Treten wir ein durch das wundersam leuchtende Perlentor des Hauses unseres Vaters. O was ist das für eine glänzende Schar glorreicher Seelen, die den äußersten Ring des himmlischen Hofes bildet? Es sind die Seelen der kleinen Kinder, welche auf Erden nur die heilige Taufe empfangen, aber sonst keine Tugend geübt, keine Versuchung besiegt, kein Verdienst sich erworben haben. Und doch, gewaschen im Blut des Lammes Gottes und wieder geboren aus dem Wasser und dem heiligen Geist, wie schön sind sie! Der Sonnenschein aller Pracht und alles Glückes auf Erden ist nur ein trüber Schatten im Vergleich mit der gegenwärtigen Glorie dieser Kinder, welche die Taufe gerettet hat. Die berühmtesten Gelehrten dieser Welt wissen nicht so viel als sie, und die süßesten Freuden der sterblichen Menschen sind nur Bitterkeiten im Vergleich mit dem seligen Entzücken, das ihre jungen Herzen durchbebt.
Wir kommen in den zweiten Kreis; dort sehen wir so viele Heilige, daß Niemand sie zu zählen im Stande ist. Wer hätte geglaubt, daß der Allmächtige schon so viele Seelen erschaffen habe? O fruchtbares Blut Jesu Christi! Hier sind die auserwählten aller Nationen und Zungen, aller Geschlechter und Alter, aller Rangstufen und Berufsarten aus allen Jahrhunderten: Könige und Bettler, Kaiser und Bauern, tiefe Denker und ungeschulte Taglöhner, Männer von Bischofssitzen und Mönche aus verborgenen Zellen, Jünglinge, welche nie eine schwere Sünde begangen, und Büßer, welche ihre Verbrechen mit heroischer Liebesreue gesühnt haben, Märtyrer des Glaubens, welche ihr Leben unter der Grausamkeit der Folter endeten, und Märtyrer der Liebe, welche ihr Leben im Dienst des Nächsten verzehrten. Wie mannigfach ist doch der Glanz ihrer Schönheit und die Art ihrer Heiligkeit, wie zierlich geordnet sind ihre Klassen und Grade! Siehe, wie herrlich strahlen an ihnen die unauslöschlichen Merkmale der heiligen Taufe, der heiligen Firmung und namentlich der Priesterweihe. Und diese Gnaden-Merkmale sind prachtvoll eingefaßt mit den Werken des Glaubens, mit den Opfern der Liebe, mit den Narben der Nachfolge des gekreuzigten Jesus wie mit den köstlichsten Perlen und Edelsteinen. Alle baden sich in den reinsten Wonnen und Freuden, welcher aus der beseligenden Anschauung der hochheiligen Dreieinigkeit ihnen zuströmen. Und zu jeder Stunde kommen neue Scharen an, und das Erscheinen dieser neuen Ankömmlinge wird zu einem stets sich erneuernden Freudenfest der Nächstenliebe von solcher Süßigkeit, daß die dürre, kalte, selbstsüchtige Welt gar keine Ahnung davon hat. O Jesu, Du Stifter der heiligen Sakramente, wie stünde es mit uns, wenn wir Dich nicht hätten?

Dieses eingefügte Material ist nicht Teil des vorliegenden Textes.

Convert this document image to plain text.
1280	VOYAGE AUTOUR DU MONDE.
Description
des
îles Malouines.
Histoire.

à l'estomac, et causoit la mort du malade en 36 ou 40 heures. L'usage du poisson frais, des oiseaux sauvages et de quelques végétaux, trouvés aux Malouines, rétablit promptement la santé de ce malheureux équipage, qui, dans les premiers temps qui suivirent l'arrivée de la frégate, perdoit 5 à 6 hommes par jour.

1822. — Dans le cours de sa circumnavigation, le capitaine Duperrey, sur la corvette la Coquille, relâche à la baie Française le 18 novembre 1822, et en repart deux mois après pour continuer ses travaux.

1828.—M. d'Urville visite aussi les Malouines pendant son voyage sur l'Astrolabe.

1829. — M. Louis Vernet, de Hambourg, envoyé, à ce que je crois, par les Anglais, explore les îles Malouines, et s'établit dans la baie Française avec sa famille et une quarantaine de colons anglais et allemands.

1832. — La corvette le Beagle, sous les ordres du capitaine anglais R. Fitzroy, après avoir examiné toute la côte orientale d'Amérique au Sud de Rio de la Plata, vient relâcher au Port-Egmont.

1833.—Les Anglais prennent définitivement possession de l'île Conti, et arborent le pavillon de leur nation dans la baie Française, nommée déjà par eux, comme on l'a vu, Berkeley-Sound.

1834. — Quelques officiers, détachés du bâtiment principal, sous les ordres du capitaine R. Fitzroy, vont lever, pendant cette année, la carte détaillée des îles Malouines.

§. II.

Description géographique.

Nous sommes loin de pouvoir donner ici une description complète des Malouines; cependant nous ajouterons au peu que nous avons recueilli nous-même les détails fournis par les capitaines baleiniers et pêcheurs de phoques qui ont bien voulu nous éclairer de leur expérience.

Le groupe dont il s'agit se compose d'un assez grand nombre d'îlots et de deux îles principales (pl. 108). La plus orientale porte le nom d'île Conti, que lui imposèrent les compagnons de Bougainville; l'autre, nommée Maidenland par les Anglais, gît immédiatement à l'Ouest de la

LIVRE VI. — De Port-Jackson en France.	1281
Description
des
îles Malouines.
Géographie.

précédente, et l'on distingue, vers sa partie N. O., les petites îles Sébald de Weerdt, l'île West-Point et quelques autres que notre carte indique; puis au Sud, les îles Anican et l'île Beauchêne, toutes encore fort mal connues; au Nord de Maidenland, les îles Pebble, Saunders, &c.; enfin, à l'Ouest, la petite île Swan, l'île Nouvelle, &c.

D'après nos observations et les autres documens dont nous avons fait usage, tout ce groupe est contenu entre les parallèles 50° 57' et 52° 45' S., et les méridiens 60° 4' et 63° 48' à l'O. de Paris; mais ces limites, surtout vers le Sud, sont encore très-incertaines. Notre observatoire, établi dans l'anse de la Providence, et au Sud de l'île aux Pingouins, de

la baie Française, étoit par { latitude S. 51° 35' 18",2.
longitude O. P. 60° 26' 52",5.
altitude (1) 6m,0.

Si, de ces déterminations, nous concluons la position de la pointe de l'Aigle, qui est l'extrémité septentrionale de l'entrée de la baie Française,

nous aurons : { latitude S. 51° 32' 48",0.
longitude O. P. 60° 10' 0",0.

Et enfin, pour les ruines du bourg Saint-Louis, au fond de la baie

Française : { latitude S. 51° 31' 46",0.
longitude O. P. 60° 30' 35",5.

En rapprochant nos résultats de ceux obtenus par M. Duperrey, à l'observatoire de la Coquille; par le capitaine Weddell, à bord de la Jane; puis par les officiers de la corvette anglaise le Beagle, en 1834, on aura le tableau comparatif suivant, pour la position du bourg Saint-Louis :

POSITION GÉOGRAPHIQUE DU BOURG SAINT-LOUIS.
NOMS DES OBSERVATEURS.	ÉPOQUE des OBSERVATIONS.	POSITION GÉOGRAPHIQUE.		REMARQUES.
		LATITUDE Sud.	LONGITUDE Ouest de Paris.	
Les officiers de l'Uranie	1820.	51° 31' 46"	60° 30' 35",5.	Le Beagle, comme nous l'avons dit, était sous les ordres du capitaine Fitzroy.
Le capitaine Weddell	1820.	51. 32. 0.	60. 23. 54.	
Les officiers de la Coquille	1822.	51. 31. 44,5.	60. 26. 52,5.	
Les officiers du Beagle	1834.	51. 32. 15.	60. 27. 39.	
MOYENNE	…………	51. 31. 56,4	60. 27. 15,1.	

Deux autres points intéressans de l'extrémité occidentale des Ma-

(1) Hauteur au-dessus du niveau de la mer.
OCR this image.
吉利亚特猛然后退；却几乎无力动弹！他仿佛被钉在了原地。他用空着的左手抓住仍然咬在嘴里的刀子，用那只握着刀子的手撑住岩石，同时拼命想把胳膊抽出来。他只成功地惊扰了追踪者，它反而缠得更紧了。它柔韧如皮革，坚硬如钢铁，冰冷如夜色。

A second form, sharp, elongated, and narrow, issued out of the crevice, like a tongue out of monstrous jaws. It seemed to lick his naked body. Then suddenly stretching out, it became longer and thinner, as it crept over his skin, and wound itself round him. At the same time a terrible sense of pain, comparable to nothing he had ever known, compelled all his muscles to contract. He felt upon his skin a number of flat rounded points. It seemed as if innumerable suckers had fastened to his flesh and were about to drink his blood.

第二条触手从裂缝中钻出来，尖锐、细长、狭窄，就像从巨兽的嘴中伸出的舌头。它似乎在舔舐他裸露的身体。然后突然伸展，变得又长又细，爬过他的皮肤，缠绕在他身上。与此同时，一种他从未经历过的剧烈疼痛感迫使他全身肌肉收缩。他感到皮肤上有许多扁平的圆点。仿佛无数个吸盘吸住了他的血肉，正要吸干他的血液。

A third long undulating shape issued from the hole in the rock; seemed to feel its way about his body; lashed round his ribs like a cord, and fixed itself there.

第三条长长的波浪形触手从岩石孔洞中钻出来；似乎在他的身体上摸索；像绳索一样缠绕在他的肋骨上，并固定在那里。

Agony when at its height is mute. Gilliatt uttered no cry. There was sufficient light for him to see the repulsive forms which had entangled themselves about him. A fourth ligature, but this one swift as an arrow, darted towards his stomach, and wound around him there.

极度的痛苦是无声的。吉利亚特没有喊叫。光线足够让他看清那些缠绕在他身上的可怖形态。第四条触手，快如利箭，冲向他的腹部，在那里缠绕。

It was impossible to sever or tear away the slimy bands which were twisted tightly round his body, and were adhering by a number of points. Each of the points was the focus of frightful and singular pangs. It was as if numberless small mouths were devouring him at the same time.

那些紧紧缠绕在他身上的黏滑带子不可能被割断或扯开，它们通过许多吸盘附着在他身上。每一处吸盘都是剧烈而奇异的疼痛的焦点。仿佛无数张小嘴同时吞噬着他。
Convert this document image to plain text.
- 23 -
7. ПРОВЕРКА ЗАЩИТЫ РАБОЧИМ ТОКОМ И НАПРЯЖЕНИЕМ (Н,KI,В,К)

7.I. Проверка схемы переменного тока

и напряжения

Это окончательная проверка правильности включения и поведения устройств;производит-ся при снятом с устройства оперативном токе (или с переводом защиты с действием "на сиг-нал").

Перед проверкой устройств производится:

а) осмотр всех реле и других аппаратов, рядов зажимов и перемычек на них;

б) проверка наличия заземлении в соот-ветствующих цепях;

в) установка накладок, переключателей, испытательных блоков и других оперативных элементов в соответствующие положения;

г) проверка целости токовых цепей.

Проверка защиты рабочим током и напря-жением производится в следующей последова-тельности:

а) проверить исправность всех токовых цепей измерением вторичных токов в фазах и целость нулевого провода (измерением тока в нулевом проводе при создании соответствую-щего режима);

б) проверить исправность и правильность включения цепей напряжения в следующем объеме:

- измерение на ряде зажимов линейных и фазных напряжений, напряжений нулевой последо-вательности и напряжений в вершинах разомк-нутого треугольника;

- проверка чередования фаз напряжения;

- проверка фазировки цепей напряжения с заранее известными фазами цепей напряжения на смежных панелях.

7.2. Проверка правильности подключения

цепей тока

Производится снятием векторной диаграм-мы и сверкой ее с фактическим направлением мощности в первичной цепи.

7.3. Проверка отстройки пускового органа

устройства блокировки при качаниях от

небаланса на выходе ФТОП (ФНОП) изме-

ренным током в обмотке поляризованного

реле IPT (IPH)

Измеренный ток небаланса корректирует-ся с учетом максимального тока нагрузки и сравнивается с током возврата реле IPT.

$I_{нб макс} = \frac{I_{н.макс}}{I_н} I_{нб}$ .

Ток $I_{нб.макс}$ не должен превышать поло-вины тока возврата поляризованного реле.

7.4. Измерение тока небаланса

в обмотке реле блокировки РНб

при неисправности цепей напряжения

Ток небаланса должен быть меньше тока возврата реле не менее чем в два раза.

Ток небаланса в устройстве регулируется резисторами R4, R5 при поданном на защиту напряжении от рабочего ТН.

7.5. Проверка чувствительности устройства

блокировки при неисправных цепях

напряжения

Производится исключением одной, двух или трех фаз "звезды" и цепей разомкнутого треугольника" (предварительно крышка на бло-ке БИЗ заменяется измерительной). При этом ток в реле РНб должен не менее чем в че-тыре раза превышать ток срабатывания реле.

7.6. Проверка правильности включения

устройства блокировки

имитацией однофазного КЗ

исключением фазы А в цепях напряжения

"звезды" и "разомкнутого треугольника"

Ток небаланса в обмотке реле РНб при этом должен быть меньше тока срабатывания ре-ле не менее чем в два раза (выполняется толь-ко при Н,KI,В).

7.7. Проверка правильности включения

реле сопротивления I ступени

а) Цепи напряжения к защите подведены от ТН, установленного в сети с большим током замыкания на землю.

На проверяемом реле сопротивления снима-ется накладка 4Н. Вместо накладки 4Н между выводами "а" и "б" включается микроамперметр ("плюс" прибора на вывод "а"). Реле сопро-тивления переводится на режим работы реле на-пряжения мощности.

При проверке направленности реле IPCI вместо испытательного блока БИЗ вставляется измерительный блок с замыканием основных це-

Aber wir müssen höher hinauf steigen im Reiche des Himmels am Fest aller Heiligen. Wir kommen zu den neun Kreisen oder Chören, welche das große Reich der Engel ausmachen. Unter ihnen sehen wir viele Menschenseelen thronen, die aber den Engeln zum Staunen ähnlich sind. Hierher hat der Allerhöchste ausgezeichnete Heilige der Erde bestimmt, um die Throne derjenigen Engel wieder zu besetzen, welche Luzifer mit sich in den Abgrund zog. Diese neun Chöre, deren Namen der hl. Paulus aufzählt, sind mit einander verwandt und doch wieder verschieden nach ihren Gaben und Eigenschaften, nach ihrer Macht und Heiligkeit und nach ihren segensreichen Verrichtungen, die sie auf Erden an den einzelnen Menschen, an den Königreichen und vorzüglich an der katholischen Kirche ausüben. Es wäre vergebliche Mühe, wollte man in menschlicher Sprache ausdrücken die Seligkeit, welche diese Heerscharen genießen, oder die liebliche Musik und den feierlichen Gesang, womit sie die Majestät Gottes preisen. Nur noch den königlichen Thron des Fürsten der Engel wollen wir bewundern, den Luzifer durch seinen Hochmut verloren hat, und den jetzt nach Einigen der hl. Michael einnimmt, nach Andern aber der hl. Joseph zur Belohnung, weil er der Erste auf Erden das Geheimnis der Menschwerdung des Sohnes Gottes angebetet hat, was Luzifer im Himmel zu tun verweigert hatte.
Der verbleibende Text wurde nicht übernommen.